Als Grundlage für dieses Bundesgesetz wurde im Rahmen der Umsetzungsunterstützung des BTHG festgelegt, dass das Bundesministerium für Arbeit und Soziales (BMAS) in den Jahren 2017 und 2018 die rechtlichen Wirkungen von Art. 25a § 99 auf den leistungsberechtigten Personenkreis der Eingliederungshilfe untersucht und mit dem Ziel konkretisiert, den leistungsberechtigten Personenkreis beizubehalten (Art. 25 Abs. 5 BTHG).
Mit dieser Untersuchung hat das BMAS die Arbeitsgemeinschaft ISG Institut für Sozialforschung und Gesellschaftspolitik GmbH, transfer – Unternehmen für soziale Innovation, Universität Kassel (Prof. Dr. Felix Welti) und Dr. med. Matthias Schmidt-Ohlemann als Forschungsvorhaben „Rechtliche Wirkungen von Artikel 25a § 99 BTHG auf den leistungsberechtigten Personenkreis der Eingliederungshilfe“ beauftragt. Im September 2018 erfolgte die Veröffentlichung des Abschlussberichts als Bundestagsdrucksache 19/4500.

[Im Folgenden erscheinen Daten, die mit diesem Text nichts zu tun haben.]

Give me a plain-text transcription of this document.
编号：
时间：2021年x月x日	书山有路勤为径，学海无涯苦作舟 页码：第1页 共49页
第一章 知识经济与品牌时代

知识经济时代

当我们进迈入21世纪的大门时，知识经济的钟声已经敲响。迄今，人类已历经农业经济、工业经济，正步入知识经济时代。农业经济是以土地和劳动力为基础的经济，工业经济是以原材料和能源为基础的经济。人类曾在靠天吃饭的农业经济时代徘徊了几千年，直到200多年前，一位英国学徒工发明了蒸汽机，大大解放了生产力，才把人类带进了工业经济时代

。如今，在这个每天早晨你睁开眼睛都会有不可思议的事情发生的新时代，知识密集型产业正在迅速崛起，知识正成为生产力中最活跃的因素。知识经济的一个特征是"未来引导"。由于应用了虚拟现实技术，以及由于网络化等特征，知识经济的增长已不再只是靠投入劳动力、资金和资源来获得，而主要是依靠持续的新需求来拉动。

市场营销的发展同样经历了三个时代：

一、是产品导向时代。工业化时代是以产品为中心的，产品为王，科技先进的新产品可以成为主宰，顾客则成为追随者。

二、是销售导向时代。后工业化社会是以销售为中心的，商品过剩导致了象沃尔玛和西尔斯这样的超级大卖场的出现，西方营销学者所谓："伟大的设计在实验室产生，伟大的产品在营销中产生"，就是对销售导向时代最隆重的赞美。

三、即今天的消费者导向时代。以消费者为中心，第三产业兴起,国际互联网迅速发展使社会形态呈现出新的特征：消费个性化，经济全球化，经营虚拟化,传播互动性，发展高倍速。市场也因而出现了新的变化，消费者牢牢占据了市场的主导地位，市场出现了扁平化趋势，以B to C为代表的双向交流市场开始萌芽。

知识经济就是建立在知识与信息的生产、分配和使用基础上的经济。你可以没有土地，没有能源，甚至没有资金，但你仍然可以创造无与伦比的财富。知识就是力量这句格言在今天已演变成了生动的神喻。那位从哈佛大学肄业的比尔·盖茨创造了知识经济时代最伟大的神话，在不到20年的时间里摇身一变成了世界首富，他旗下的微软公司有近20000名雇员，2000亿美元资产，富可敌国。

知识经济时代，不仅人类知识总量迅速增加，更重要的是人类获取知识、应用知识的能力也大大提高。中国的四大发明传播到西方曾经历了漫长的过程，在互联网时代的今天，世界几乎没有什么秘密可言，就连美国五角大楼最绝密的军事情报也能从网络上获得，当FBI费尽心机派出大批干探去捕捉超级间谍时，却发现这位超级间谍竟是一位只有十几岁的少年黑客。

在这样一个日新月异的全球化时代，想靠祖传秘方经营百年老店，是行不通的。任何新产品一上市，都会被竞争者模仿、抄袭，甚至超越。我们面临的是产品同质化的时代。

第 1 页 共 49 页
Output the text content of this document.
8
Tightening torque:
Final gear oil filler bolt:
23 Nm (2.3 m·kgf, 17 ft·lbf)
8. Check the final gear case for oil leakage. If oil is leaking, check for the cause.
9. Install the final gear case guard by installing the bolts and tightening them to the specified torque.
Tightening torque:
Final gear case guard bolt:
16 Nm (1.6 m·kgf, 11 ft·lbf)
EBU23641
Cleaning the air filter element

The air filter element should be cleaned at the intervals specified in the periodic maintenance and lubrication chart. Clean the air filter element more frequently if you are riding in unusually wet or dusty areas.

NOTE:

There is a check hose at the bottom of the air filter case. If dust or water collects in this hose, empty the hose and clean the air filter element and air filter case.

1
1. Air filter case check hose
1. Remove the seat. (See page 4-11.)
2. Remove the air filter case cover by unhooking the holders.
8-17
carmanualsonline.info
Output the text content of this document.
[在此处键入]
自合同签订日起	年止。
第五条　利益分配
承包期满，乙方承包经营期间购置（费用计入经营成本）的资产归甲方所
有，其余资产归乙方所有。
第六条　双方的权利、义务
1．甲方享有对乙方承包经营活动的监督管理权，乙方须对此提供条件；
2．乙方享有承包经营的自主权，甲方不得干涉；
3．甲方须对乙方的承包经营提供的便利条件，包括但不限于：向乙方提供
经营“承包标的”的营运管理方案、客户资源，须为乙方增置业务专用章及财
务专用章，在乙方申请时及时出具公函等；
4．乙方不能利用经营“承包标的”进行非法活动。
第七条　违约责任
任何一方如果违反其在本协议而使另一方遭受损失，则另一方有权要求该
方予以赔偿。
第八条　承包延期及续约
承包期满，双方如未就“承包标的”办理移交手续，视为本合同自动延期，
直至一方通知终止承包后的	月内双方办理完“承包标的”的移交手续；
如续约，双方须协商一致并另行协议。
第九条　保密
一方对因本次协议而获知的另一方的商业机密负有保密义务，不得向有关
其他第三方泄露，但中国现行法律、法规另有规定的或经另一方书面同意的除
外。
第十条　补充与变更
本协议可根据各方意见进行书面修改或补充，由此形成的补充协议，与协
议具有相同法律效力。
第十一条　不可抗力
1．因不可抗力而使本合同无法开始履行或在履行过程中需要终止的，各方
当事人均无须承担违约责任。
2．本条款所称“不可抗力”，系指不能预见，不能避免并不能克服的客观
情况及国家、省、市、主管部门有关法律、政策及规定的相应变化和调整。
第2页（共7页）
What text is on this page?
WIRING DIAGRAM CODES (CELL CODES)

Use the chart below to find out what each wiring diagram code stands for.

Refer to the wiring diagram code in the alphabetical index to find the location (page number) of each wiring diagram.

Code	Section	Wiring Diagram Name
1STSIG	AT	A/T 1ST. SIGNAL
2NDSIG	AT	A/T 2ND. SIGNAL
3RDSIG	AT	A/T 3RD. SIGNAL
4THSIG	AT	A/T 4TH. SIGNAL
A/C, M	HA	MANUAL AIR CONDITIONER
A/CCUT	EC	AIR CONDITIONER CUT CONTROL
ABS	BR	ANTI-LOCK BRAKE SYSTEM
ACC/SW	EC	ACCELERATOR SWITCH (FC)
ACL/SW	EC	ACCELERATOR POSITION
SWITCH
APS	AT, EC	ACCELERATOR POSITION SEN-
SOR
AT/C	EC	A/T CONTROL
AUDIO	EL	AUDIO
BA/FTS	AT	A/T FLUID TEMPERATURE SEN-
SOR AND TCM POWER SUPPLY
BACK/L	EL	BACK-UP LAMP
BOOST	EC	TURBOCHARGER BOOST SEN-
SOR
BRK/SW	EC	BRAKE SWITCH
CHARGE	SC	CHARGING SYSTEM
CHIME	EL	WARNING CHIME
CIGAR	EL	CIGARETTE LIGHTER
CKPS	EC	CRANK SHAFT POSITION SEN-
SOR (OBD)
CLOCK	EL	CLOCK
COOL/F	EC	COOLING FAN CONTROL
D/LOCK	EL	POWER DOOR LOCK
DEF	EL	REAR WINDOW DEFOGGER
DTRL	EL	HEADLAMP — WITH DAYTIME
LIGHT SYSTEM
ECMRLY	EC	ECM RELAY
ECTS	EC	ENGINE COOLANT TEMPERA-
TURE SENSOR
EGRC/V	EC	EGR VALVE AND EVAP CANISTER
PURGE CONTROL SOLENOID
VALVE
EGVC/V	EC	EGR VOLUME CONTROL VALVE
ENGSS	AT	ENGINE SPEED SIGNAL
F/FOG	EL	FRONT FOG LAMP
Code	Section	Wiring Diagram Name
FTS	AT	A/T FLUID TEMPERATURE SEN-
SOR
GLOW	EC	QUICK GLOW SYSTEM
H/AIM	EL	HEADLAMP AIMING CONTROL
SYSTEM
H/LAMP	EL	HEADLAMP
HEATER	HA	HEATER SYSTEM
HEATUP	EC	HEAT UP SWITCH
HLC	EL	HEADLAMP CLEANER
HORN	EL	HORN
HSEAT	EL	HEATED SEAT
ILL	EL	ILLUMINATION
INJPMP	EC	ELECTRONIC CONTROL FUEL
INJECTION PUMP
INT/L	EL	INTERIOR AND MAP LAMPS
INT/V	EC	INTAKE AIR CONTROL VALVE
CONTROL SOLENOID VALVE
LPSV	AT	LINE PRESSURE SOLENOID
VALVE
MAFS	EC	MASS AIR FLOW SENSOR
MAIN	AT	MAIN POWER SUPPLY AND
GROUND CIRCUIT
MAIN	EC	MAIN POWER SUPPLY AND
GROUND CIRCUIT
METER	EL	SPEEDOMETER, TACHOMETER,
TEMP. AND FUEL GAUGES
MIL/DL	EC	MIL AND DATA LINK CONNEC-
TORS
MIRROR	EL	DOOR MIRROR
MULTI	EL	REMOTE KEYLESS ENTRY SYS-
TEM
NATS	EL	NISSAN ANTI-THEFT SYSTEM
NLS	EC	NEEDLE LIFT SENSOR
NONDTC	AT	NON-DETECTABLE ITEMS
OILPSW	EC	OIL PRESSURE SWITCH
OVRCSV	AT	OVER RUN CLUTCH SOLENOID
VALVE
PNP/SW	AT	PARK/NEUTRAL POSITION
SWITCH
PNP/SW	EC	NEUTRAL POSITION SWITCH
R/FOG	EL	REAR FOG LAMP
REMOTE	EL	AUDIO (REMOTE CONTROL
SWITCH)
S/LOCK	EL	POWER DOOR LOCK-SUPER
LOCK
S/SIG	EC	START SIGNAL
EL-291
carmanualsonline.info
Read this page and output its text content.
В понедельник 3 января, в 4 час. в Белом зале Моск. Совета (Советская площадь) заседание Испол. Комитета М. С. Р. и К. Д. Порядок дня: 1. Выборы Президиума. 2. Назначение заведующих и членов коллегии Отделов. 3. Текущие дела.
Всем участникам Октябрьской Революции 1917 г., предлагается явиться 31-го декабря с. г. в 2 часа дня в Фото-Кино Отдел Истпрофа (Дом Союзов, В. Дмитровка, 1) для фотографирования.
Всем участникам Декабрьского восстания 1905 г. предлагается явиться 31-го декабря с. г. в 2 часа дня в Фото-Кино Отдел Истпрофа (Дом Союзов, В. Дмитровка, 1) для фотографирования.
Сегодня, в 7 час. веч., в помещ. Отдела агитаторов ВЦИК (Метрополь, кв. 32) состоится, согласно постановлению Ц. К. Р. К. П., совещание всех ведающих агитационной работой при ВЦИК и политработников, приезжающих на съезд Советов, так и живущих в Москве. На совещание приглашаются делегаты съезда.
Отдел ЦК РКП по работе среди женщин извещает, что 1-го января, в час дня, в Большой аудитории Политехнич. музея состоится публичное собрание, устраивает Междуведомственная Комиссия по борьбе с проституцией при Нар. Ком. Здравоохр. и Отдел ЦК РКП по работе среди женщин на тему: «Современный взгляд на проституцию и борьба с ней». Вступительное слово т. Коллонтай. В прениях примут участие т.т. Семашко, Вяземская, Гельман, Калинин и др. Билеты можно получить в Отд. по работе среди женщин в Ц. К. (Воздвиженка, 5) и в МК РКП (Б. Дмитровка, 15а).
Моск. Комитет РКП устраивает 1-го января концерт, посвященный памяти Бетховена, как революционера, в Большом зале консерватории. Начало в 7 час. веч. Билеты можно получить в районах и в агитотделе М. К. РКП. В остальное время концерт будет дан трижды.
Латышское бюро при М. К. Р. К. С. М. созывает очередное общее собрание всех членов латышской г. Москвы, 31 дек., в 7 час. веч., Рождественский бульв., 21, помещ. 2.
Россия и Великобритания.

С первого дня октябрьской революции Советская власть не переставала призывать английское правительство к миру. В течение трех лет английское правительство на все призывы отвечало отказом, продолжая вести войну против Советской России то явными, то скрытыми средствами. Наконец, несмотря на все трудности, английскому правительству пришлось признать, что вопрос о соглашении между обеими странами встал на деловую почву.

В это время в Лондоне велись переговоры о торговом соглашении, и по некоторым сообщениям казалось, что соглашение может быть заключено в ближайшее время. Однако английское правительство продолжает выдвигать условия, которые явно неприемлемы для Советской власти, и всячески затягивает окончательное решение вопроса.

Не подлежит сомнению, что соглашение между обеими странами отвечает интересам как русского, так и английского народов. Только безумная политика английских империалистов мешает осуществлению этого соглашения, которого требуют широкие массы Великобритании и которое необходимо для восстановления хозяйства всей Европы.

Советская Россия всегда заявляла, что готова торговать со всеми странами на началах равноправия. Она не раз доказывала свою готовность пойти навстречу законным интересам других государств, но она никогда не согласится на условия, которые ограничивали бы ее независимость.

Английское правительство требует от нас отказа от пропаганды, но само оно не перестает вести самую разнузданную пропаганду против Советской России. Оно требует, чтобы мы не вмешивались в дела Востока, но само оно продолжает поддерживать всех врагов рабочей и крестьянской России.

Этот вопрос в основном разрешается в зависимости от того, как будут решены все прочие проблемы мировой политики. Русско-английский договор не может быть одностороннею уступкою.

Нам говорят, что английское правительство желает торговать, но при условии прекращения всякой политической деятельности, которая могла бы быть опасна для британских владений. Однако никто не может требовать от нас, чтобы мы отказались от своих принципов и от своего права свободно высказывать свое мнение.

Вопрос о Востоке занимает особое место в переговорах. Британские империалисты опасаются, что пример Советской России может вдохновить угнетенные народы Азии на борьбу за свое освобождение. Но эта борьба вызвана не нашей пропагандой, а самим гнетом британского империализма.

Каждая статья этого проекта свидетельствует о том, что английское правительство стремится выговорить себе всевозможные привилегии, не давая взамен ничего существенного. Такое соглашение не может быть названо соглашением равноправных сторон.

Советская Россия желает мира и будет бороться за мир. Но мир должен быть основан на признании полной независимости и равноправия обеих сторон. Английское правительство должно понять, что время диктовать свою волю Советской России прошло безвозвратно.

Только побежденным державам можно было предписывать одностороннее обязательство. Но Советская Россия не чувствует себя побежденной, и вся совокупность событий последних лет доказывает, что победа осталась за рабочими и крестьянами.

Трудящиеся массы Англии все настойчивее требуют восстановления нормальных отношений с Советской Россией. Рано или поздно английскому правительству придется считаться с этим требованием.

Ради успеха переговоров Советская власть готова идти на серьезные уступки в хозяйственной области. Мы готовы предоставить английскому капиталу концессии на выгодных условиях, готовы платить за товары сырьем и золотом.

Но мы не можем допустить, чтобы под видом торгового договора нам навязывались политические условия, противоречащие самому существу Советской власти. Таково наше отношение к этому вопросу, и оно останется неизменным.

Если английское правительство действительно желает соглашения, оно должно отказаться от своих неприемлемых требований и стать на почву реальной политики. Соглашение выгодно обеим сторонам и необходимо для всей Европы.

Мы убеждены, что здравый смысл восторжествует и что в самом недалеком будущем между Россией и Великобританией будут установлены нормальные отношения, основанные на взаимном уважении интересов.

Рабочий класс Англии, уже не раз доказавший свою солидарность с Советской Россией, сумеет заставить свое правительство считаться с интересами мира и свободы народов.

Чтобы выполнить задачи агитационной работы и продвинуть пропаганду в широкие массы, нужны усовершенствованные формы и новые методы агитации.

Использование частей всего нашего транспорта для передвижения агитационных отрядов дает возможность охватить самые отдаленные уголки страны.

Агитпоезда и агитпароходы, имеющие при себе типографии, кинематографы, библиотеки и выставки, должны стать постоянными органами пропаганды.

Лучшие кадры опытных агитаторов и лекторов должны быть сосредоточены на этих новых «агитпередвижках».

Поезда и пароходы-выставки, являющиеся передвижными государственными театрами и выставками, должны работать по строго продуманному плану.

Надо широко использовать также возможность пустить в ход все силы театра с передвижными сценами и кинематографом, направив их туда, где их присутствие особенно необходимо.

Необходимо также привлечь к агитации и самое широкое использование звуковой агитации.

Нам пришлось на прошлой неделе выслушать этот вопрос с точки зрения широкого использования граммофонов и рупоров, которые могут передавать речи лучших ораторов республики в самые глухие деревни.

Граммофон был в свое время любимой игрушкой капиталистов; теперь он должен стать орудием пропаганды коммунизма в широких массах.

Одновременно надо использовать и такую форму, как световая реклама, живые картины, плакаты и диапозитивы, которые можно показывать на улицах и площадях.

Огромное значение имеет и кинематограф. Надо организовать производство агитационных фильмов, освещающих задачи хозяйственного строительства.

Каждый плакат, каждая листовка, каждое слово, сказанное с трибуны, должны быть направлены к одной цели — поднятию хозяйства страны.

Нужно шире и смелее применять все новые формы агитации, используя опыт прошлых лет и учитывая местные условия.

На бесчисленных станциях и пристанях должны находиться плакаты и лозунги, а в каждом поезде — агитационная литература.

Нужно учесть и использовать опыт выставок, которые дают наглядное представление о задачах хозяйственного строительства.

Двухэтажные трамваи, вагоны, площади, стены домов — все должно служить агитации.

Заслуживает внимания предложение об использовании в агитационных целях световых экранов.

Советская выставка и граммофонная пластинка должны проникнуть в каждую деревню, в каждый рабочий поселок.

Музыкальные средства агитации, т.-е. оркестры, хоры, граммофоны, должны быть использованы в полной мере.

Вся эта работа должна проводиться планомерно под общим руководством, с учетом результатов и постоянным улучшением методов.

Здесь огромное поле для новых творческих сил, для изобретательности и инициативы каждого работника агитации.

Das Ergebnis des Abschlussberichts ist, dass auch bei Anwendung verschiedener Berechnungsvarianten anhand der ICF eine Restgruppe bleibt, die unterschiedlich groß ausfällt, aber nicht gänzlich aufgelöst werden kann und wahrscheinlich aus dem leistungsberechtigten Personenkreis herausfallen würde (BT-Drs. 19/4500: 89). Zugleich hat die Auswertung der ergänzenden Interviews aber auch zu der wesentlichen Erkenntnis geführt, dass ein erheblicher Teil von Personen, der heute keine Leistungen der Eingliederungshilfe bezieht, zum leistungsberechtigten Personenkreis neu hinzukommen würde (ebd.: 90). Das Kriterium, dass der leistungsberechtigte Personenkreis durch das neue Verfahren unverändert bleiben soll, wird mit einer quantifizierenden Neudefinition somit nicht erfüllt (ebd.: 90) (Weitere Informationen unter: https://umsetzungsbegleitung-bthg.de/beteiligen/fd-leistungsberechtigter-personenkreis/).
Nachdem im Rahmen des Forschungsvorhabens eine quantifizierende Neudefinition des leistungsberechtigten Personenkreises in der Eingliederungshilfe ausgeschlossen wurde, stellt sich nun die Frage, ob eine qualitative Ausgestaltung anhand der ICF möglich ist. Das BMAS plant, im Rahmen eines partizipativen Beteiligungsprozesses Kriterien zur Neudefinition des leistungsberechtigten Personenkreises zu erarbeiten (BT-Drs. 19/3592: 48; Rombach 2018: 12). Bis zur Neudefinition des leistungsberechtigten Personenkreises in der Eingliederungshilfe durch ein Bundesgesetz bleibt die bisherige Definition bestehen.